Wednesday, 2 November 2016

You can’t afford to shop anywhere but Walmart. I ask if we, As a Society, can truly afford Walmart?


I am often asked why I don’t ‘go into business’ selling my clothes.  These questions arise more often just after I have finished a collection for a school project, or have completed a new historical outfit.  They are often prefaced by the compliment that my work is so good, I could make good money at it.  Then I ask what people would pay for the skirt I’m wearing, and inevitably they come up short.

So let’s break down the cost of the skirt I am wearing right this moment.  It was designed as part of my MA thesis collection and is based on research on Vivienne Westwood’s Bondage wear, an integral part of the early Punk scene in the UK. The denim fabric cost 15$/metre, and there is about a metre in the skirt, if I cut very carefully. Then there is about another 20$ worth of notions; the buckles, vintage buttons, waistband tape, zipper, hem tape, thread. The skirt itself took two days to sew. If I was to charge just 10$/hour, that’s 160$. So the skirt cost, at minimum, almost 200$.  Questions arise in my mind when I lay out the figures like this. First one is that I am worth far more than just 10$/hour. I have a Master’s degree and almost 30 years of experience. And so I ask how much money the person asking for this skirt makes in their job? How about their Dad? What should a person earn who has a Master’s degree and 30 years’ experience?

And then, what would Walmart charge for a denim skirt?

Cotton is one of the most expensive fibres to process, both financially, but also expensive for the environment. The amount of pesticides used on cotton fields would make any hipster vomit at the idea. It is often produced in Third World countries where environmental concerns are non-existent, so who cares about the environment, or the farmer? Farmers of cotton live with this every day, and they only earn pennies for the cotton crops they produce. Yes, pennies. The cotton crop is then sent to another Third World country for processing. Indigo in its natural form is too expensive, so synthetic indigo is used for dying cotton denim.  The excess dye is often dumped into the local water source to be taken ‘away’. The processors are also often only paid pennies for the cloth they have produced. That processing includes scrubbers, dyers, weavers, and finishers, before the fabric is ready to be cut into pieces to be made into clothing. The finished fabric is then sent to Bangladesh to be made into jeans and other denim clothes. The film we are currently watching, The Last Train, is an older film.  Manufacturers are now sending contracts to Bangladesh because the work can be done even cheaper, and yes, the labour and environmental laws are non-existent. The machine operators who construct our clothes are paid by the piece, usually fractions of cents per seam.  They sit at sewing machines all day and sew one seam of the garment, often for years, one. Seam. This works out to roughly 10$/month in salary. Then when the cost of their meals and housing is deducted from that wage, you get the drift. Garment workers in Bangladesh cannot afford the clothes they create, they don’t earn enough money. All the clothes they make are sent to western markets, where we buy them at Walmart, Forever 21, H&M, for rock bottom prices. And I am not even going to dig into how little sales associates are paid to work in those stores and sell you those clothes.
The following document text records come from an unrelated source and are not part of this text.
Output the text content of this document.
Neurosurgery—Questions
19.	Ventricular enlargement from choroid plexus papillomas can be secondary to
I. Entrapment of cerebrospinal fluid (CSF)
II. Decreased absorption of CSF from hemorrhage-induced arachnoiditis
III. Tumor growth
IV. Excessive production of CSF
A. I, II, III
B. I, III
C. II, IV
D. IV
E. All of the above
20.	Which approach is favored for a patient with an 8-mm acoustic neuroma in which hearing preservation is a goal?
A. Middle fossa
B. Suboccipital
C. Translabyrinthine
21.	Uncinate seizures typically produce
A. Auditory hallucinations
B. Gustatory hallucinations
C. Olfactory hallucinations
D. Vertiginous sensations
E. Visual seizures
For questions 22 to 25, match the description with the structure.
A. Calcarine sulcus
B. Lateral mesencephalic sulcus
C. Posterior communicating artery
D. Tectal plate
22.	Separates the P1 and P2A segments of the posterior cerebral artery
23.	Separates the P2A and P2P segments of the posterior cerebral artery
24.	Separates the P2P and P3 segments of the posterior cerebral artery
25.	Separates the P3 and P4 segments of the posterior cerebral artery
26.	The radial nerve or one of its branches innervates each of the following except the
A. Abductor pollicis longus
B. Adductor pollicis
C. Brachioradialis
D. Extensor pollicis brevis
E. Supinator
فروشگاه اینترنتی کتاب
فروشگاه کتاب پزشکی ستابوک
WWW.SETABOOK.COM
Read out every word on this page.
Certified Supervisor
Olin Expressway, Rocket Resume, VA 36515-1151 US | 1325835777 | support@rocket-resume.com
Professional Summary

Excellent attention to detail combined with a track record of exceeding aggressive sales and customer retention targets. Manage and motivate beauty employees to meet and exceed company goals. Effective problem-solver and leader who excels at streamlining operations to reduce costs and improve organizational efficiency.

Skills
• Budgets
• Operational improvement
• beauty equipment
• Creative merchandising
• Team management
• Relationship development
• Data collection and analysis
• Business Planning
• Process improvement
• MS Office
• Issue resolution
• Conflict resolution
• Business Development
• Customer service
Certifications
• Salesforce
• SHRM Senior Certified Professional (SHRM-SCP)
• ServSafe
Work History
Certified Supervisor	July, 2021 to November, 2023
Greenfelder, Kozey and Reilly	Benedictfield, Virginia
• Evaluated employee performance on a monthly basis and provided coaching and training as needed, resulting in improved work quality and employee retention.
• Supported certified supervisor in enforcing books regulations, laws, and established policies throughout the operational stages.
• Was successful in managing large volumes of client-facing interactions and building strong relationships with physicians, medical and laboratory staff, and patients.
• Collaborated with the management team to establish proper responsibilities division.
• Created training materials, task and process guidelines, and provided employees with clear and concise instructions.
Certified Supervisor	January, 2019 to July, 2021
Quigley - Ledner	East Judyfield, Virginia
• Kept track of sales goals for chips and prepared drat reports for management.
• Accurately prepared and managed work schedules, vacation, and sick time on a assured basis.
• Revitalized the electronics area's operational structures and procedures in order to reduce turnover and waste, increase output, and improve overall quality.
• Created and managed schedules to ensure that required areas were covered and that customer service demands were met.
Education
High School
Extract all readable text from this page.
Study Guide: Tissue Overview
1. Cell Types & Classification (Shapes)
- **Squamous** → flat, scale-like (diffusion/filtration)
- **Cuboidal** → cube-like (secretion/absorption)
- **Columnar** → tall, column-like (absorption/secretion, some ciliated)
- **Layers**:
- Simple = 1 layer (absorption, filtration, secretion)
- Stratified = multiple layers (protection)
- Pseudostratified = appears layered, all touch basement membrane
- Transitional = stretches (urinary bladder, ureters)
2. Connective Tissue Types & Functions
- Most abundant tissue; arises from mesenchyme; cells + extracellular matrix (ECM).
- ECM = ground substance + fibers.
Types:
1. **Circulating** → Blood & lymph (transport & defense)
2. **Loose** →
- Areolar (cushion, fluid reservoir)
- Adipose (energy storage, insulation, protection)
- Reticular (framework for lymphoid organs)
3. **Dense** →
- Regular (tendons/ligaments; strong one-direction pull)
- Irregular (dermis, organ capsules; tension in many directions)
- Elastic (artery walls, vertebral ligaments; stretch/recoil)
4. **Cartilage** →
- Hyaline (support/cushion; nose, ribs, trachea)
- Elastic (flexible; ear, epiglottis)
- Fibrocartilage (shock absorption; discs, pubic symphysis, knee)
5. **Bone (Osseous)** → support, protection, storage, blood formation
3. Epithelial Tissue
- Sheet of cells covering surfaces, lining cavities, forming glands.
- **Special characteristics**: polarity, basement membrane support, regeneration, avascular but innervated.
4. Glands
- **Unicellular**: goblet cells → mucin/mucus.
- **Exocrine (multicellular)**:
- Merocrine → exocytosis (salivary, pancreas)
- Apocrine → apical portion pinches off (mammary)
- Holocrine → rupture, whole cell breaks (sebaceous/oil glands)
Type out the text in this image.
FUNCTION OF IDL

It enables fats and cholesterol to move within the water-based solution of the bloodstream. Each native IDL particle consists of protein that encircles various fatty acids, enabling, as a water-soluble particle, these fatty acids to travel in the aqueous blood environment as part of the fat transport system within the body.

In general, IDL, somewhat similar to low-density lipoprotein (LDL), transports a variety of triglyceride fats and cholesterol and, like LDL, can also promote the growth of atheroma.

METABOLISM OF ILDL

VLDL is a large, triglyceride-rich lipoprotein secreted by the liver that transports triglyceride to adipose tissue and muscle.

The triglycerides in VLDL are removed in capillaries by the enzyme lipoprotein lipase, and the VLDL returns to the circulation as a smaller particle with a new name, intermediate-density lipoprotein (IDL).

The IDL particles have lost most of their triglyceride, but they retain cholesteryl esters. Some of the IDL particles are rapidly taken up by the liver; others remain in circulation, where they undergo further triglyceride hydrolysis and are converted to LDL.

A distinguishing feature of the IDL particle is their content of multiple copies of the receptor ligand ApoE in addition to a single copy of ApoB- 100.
The clothes we buy are what is known as ‘Fast Fashion’. High turnover of styles in stores feeds an appetite for more. Our clothes are only supposed to last 10 weeks before we are expected to throw them away because they have become too worn out, or too out of fashion. Often times, North Americans will only wear an item of clothing once before it goes into the trash, or sent to the second hand market. Fashion is the second dirtiest industry in the world, second only to oil. Think about that for a second.

There is an internet full of articles on the subject of fast fashion, I’ll give you a quick link to a good one here http://jcooper.co.uk/fast-fashion-toxic-facts/ to start you off. There are far too many reasons to dwell on why I don’t ‘go into business’ and sell my clothes, but the main reason is that we’ve been conditioned to think we can only afford fast fashion, and so, you cannot afford me.

And then I ask again, can we really afford Walmart?